The favourite phrases of their intimacy, the mystic sounds that spoke only
to their initiated ear, they would be ashamed to use them. Yes, they might
meet again, but the gushing and secret tenderness was gone for ever.

Nor could our pensive youth conceal it from himself that it was affection,
and mainly affection, that had bound him to these dear companions. They
could not be to him what he had been to them. His had been the inspiring
mind that had guided their opinions, formed their tastes, directed the
bent and tenor of their lives and thoughts. Often, indeed, had he needed,
sometimes he had even sighed for, the companionship of an equal or
superior mind; one who, by the comprehension of his thought, and the
richness of his knowledge, and the advantage of his experience, might
strengthen and illuminate and guide his obscure or hesitating or
unpractised intelligence. He had scarcely been fortunate in this respect,
and he deeply regretted it; for he was one of those who was not content
with excelling in his own circle, if he thought there was one superior to
it. Absolute, not relative distinction, was his noble aim.

Alone, in a lonely scene, he doubly felt the solitude of his life and
mind. His heart and his intellect seemed both to need a companion. Books,
and action, and deep thought, might in time supply the want of that
intellectual guide; but for the heart, where was he to find solace?

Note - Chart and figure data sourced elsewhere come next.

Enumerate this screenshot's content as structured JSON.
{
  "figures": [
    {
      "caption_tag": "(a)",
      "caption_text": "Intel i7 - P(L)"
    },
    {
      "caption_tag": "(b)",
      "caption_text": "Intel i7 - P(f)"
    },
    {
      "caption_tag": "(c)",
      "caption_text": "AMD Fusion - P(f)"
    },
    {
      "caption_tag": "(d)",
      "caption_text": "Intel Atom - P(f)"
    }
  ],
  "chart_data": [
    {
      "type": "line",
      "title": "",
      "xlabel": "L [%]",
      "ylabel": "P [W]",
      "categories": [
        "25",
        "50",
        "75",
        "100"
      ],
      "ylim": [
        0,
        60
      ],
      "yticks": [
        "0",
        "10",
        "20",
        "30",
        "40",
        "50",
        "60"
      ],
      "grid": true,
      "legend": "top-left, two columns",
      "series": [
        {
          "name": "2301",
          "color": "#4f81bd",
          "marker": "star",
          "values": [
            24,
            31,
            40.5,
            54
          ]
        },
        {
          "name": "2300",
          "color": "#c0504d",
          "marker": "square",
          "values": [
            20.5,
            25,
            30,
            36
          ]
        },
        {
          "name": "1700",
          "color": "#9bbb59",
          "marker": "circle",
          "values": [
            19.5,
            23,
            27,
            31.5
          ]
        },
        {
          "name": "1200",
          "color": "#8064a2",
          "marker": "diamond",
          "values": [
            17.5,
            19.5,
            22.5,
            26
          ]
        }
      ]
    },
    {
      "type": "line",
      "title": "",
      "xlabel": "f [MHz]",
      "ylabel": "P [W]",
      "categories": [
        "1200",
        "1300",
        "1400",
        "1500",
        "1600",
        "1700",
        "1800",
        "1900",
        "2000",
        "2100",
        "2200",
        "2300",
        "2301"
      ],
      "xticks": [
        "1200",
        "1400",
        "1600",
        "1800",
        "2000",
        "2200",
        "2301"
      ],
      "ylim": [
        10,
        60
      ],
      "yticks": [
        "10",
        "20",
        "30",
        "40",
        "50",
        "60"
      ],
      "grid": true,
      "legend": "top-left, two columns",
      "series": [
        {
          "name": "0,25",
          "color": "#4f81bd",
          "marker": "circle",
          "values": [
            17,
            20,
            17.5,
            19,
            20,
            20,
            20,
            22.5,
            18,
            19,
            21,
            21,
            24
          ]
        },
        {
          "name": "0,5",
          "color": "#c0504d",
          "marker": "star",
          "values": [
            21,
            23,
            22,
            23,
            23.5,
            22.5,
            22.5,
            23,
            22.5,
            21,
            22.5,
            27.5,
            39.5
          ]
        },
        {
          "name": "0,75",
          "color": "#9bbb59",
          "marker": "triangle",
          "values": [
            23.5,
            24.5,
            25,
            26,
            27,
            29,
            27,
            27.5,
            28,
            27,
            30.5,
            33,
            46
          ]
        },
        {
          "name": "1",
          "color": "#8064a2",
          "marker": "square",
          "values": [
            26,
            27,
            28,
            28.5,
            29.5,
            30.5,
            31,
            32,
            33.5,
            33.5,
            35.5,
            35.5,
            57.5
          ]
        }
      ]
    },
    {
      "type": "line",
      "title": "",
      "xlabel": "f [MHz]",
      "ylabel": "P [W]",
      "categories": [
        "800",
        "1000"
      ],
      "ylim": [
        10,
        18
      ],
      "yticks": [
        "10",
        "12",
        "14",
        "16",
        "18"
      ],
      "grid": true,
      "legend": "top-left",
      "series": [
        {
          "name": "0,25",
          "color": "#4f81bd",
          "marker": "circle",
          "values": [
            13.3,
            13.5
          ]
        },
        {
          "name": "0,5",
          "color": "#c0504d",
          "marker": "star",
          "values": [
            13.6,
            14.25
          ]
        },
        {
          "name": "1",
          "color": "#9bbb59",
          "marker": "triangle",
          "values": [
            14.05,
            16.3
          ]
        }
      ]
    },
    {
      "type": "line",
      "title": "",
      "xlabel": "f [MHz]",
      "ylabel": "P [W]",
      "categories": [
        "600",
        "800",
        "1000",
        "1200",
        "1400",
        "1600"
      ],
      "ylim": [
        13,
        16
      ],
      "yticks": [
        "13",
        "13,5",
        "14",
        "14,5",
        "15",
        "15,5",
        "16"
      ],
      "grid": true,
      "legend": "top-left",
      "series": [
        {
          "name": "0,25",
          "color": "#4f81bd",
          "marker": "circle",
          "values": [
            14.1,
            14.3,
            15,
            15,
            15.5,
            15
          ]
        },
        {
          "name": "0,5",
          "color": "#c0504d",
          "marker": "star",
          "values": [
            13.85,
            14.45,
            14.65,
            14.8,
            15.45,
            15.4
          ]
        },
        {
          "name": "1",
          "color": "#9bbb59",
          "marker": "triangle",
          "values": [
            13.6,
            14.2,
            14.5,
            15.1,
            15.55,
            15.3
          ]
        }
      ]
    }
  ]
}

Ah! if she would but come forth from that shining lake like a beautiful
Ondine! Ah, if she would but step out from the green shade of that secret
grove like a Dryad of sylvan Greece! O mystery of mysteries, when youth
dreams his first dream over some imaginary heroine!

Suddenly the brooding wildfowl rose from the bosom of the lake, soared in
the air, and, uttering mournful shrieks, whirled in agitated tumult. The
deer started from their knolls, no longer sunny, stared around, and rushed
into the woods. Coningsby raised his eyes from the turf on which they had
been long fixed in abstraction, and he observed that the azure sky had
vanished, a thin white film had suddenly spread itself over the heavens,
and the wind moaned with a sad and fitful gust.

He had some reason to believe that on the other side of the opposite wood
the forest was intersected by a public road, and that there were some
habitations. Immediately rising, he descended at a rapid pace into the
valley, passed the lake, and then struck into the ascending wood on the
bank opposite to that on which he had mused away some precious time.

The wind howled, the branches of the forest stirred, and sent forth sounds
like an incantation. Soon might be distinguished the various voices of the
mighty trees, as they expressed their terror or their agony. The oak
roared, the beech shrieked, the elm sent forth its deep and long-drawn
groan; while ever and anon, amid a momentary pause, the passion of the ash
was heard in moans of thrilling anguish.